At Point, we are evaluating the use of automated, AI-generated routing and responses to customer emails. By doing so, we can provide faster, more consistent support while freeing our team to focus on higher-value, personalized interactions with homeowners. Automating customer interactions, however, requires an exceptionally high degree of confidence.
To ensure we deliver the same level of quality and care as a human agent, we’ve developed an internal evaluation framework that measures the quality of AI-generated responses.
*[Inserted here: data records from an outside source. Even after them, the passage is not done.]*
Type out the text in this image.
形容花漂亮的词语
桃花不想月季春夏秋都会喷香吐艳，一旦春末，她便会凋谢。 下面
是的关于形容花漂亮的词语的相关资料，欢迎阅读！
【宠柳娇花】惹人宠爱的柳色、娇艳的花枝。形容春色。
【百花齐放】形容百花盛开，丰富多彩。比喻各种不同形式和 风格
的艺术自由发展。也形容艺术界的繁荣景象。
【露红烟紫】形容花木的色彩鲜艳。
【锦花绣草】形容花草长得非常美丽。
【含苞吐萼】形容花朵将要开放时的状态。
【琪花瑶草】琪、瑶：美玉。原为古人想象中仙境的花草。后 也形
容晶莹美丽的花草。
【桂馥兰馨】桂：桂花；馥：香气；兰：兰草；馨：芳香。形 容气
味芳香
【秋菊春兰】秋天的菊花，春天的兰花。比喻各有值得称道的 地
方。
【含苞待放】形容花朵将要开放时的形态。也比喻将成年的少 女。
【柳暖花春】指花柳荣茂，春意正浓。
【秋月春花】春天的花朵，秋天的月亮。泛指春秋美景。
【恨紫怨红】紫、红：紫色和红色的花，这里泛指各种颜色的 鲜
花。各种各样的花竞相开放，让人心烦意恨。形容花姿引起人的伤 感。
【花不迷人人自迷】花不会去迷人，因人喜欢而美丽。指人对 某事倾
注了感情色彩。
This framework allows us to automatically judge not just whether the AI used the “right words,” but whether it conveyed the correct meaning and included the information our homeowners depend on.
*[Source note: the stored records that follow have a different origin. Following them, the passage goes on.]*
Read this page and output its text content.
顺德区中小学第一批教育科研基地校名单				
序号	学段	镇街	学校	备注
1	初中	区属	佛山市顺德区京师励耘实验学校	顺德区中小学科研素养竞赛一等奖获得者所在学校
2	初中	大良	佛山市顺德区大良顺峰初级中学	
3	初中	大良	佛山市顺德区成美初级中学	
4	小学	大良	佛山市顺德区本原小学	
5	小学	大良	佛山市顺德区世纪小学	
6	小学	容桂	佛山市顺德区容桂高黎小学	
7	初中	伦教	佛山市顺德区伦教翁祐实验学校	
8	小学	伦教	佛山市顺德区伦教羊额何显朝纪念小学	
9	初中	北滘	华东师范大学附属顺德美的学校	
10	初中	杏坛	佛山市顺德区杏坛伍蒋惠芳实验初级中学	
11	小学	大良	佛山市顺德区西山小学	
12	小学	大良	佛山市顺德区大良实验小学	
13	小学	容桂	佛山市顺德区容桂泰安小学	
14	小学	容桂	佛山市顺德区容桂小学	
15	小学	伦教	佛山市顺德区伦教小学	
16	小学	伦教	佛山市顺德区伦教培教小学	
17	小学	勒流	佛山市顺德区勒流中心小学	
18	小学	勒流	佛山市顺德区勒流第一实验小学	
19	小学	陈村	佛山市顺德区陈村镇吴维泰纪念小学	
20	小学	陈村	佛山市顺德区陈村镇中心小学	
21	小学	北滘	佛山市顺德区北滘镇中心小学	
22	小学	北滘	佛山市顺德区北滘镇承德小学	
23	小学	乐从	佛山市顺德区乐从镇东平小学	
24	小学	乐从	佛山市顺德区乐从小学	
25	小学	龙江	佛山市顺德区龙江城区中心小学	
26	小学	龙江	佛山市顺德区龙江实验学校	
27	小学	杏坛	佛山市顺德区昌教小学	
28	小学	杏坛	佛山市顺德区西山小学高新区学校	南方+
By grounding our evaluation in the outcomes that matter most—clarity, completeness, and accuracy—we can safely scale automation while maintaining the exceptional customer experience Point is known for.
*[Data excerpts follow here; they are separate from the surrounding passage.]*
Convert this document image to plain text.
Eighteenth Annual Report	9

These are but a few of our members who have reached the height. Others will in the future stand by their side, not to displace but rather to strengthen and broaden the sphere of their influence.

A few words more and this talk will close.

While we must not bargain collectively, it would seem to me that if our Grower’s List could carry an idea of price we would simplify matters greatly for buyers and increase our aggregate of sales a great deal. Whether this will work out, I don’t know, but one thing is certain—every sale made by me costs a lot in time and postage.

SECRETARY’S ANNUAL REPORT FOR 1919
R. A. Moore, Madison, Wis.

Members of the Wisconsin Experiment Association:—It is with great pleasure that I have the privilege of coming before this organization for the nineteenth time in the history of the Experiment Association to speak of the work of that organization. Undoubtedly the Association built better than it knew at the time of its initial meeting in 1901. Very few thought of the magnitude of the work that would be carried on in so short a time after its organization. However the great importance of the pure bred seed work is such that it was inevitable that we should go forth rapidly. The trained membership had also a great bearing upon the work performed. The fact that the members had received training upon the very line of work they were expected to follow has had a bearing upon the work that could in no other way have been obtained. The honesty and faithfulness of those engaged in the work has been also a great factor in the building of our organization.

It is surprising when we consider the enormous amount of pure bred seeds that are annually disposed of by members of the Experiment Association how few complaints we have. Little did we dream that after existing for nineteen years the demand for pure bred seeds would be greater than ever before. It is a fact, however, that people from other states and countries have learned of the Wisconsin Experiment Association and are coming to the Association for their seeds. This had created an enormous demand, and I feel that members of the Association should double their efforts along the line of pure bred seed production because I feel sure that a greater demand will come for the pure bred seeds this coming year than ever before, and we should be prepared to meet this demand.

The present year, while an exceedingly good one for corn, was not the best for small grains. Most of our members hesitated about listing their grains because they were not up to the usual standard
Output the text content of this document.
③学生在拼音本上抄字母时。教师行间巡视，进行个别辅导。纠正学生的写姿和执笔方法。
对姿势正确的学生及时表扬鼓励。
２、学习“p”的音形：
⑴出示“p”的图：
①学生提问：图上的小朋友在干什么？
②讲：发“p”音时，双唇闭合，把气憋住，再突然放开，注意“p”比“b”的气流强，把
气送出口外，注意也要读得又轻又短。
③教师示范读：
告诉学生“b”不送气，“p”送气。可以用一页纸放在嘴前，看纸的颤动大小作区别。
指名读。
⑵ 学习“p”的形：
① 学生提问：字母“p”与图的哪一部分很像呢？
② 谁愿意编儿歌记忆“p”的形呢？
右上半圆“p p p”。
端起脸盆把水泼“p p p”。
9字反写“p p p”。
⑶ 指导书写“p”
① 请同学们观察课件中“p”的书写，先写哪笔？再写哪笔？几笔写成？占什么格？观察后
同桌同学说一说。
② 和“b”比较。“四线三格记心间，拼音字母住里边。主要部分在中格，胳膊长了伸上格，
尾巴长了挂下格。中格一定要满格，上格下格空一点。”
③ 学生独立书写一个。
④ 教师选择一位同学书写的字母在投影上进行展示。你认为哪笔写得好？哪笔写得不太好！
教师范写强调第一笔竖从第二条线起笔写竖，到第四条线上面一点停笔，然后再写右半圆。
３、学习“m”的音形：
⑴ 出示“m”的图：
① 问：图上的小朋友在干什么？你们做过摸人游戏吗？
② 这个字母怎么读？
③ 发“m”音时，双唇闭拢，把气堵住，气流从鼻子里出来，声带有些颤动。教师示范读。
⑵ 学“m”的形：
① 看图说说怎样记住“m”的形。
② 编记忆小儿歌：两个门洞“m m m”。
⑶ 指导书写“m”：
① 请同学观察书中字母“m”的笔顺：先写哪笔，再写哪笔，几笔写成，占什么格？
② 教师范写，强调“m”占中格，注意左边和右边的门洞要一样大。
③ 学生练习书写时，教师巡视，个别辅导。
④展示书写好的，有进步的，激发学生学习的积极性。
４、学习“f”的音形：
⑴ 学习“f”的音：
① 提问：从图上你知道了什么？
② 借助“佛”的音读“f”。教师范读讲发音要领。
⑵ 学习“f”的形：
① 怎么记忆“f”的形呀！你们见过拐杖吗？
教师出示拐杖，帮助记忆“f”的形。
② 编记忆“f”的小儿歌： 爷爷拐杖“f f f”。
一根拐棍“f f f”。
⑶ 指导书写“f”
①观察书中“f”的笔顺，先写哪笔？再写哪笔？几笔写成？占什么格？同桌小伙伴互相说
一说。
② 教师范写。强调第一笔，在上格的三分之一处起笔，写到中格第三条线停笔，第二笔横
Measurement against golden dataset
When evaluating the quality of a generated email draft, we assume the existence of an ideal—or "golden"—response that the draft should closely resemble. Rather than striving for a “word for word” match, our goal is to measure whether the generated response captures the intended meaning. While tone matters, our focus is on measuring how well the generated draft conveys the same meaning as the golden email.
Ultimately, this task comes down to comparing the similarity between texts—an area that has been extensively studied[4]. A widely adopted approach in the field of LLMs is to calculate vector similarities between embeddings, which enables comparison based on meaning rather than exact wording[5].
For this project, however, we needed an approach that aligns closely with human judgment and is explainable—for example, this email should include certain key points and avoid others.
Instead of relying on a single success metric, we aimed for a more fine-grained assessment of quality, focusing on three key dimensions:
- Recall – Does the generated response include all the essential information it’s supposed to?
- Precision – Does it avoid introducing unnecessary or irrelevant details?
- Accuracy – Does it convey correct and factual information?
Evaluation framework
The first step was to define the appropriate unit of measurement. We considered several options:
- Atomic facts – Highly granular, allowing detailed tracking of individual facts for precision and recall[3].
- Statements or subjects – Aligns more closely with how human reviewers assess content (e.g., “Did it mention the return window?”)[6].
- Whole answer – Quicker to evaluate, but too coarse to distinguish between missing information, factual errors, or verbosity[7].
We chose to measure responses at the statement level, as this provides a practical balance between granularity and interpretability. While atomic facts offer a more fine-grained approach, they proved too detailed for our purposes. Instead, we use units like “Identity document: received and accepted on June 29, 2025,” which bundle multiple atomic facts into a single, coherent statement. This abstraction allows us to meaningfully compute precision, recall, and accuracy for each draft.
One of the main reasons we favor statements over atomic facts is that they allow us to evaluate the metrics based on meaningful subjects rather than incidental details. For instance, if the expected statement is “mortgage received” and the generated draft says “mortgage received on July 15, 2025,” we don’t want to penalize precision just because an additional—but accurate—detail was included. Evaluating at the statement level ensures we capture the essential information without punishing valid elaboration.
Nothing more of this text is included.